Corriere della Sera - La Lettura
PUTIN E DITTATURA, IL MODELLO GROZNY
Dove meno di vent’anni fa dominavano le macerie oggi fioriscono grattacieli, centri commerciali, boutique e moschee. Dimenticate la Grozny rasa al suolo come Dresda nel 1945. Tra il 1994 e il 2005 in due guerre di secessione dalla Russia morirono oltre 160 mila persone: più di un decimo di tutti i ceceni. Della loro memoria quasi non c’è più traccia nel Paese. Il successo di Ramzan Kadyrov, padre-padrone della Cecenia dal 2007, sta anche nella normalità industriosa della capitale ricostruita con il pieno sostegno di Mosca.
Kadyrov non tollera i gay, imprigiona e tortura gli oppositori, allontana la stampa libera. Però il reddito medio migliora e i negozi finalmente sono ben forniti. Miracoli della dittatura, dell’efficienza burocratica e dispotica del regime voluto da Mosca per riguadagnare il pieno controllo sulla Cecenia. Una formula che Vladimir Putin, fuori dai propri confini, oggi applica anche al regime di Bashar Assad: la Siria rinasce forte e ricca grazie ai russi a spese degli oppositori.
È anche alla piccola regione montagnosa del Caucaso del nord che l’Europa deve guardare per capire i principi della politica di Putin.
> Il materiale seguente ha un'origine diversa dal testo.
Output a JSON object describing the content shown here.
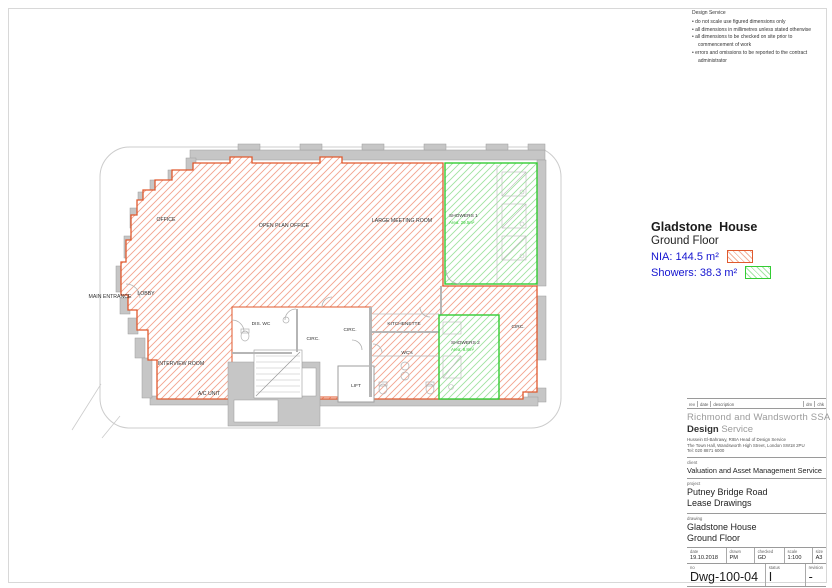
{
  "notes": {
    "title": "Design Service",
    "bullets": [
      "do not scale use figured dimensions only",
      "all dimensions in millimetres unless stated otherwise",
      "all dimensions to be checked on site prior to commencement of work",
      "errors and omissions to be reported to the contract administrator"
    ]
  },
  "legend": {
    "building": "Gladstone  House",
    "floor": "Ground Floor",
    "nia": "NIA: 144.5 m²",
    "showers": "Showers: 38.3 m²",
    "nia_color": "#e0592e",
    "showers_color": "#33cc33",
    "label_color": "#1515d0"
  },
  "plan": {
    "labels": {
      "office": "OFFICE",
      "open_plan": "OPEN PLAN OFFICE",
      "large_meeting": "LARGE MEETING ROOM",
      "main_entrance": "MAIN ENTRANCE",
      "lobby": "LOBBY",
      "interview": "INTERVIEW ROOM",
      "ac_unit": "A/C UNIT",
      "dis_wc": "DIS. WC",
      "circ_core1": "CIRC.",
      "circ_core2": "CIRC.",
      "circ_right": "CIRC.",
      "kitchenette": "KITCHENETTE",
      "wcs": "WC's",
      "lift": "LIFT",
      "showers1_name": "SHOWERS 1",
      "showers1_area": "Area: 29.5m²",
      "showers2_name": "SHOWERS 2",
      "showers2_area": "Area: 8.8m²"
    }
  },
  "titleblock": {
    "rev_header": {
      "rev": "rev",
      "date": "date",
      "description": "description",
      "drn": "drn",
      "chk": "chk"
    },
    "agency_line1": "Richmond and Wandsworth SSA",
    "agency_bold": "Design",
    "agency_light": " Service",
    "address": [
      "Hussein El-Bahrawy, RIBA  Head of Design Service",
      "The Town Hall, Wandsworth High Street, London SW18 2PU",
      "Tel: 020 8871 6000"
    ],
    "client_label": "client",
    "client": "Valuation and Asset Management Service",
    "project_label": "project",
    "project": [
      "Putney Bridge Road",
      "Lease Drawings"
    ],
    "drawing_label": "drawing",
    "drawing": [
      "Gladstone House",
      "Ground Floor"
    ],
    "meta": {
      "date_label": "date",
      "date": "19.10.2018",
      "drawn_label": "drawn",
      "drawn": "PM",
      "checked_label": "checked",
      "checked": "GD",
      "scale_label": "scale",
      "scale": "1:100",
      "size_label": "size",
      "size": "A3"
    },
    "no_label": "no",
    "no": "Dwg-100-04",
    "status_label": "status",
    "status": "I",
    "revision_label": "revision",
    "revision": "-"
  }
}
Per secoli le popolazioni locali avevano visto nell’islam un pilastro di resistenza contro l’espansionismo russo. Inguscezia, Daghestan e Cecenia provarono a rendersi indipendenti da Mosca dopo la Rivoluzione del 1917, ma la repressione bolscevica fu implacabile. Ci riprovarono dopo lo sfascio dell’Urss nel 1991: Mosca rispose con i carri armati. I ceceni replicarono con terribili attentati, divennero qaedisti, a migliaia si unirono all’Isis. Nonostante l’apparente normalità di Grozny, la sfida continua.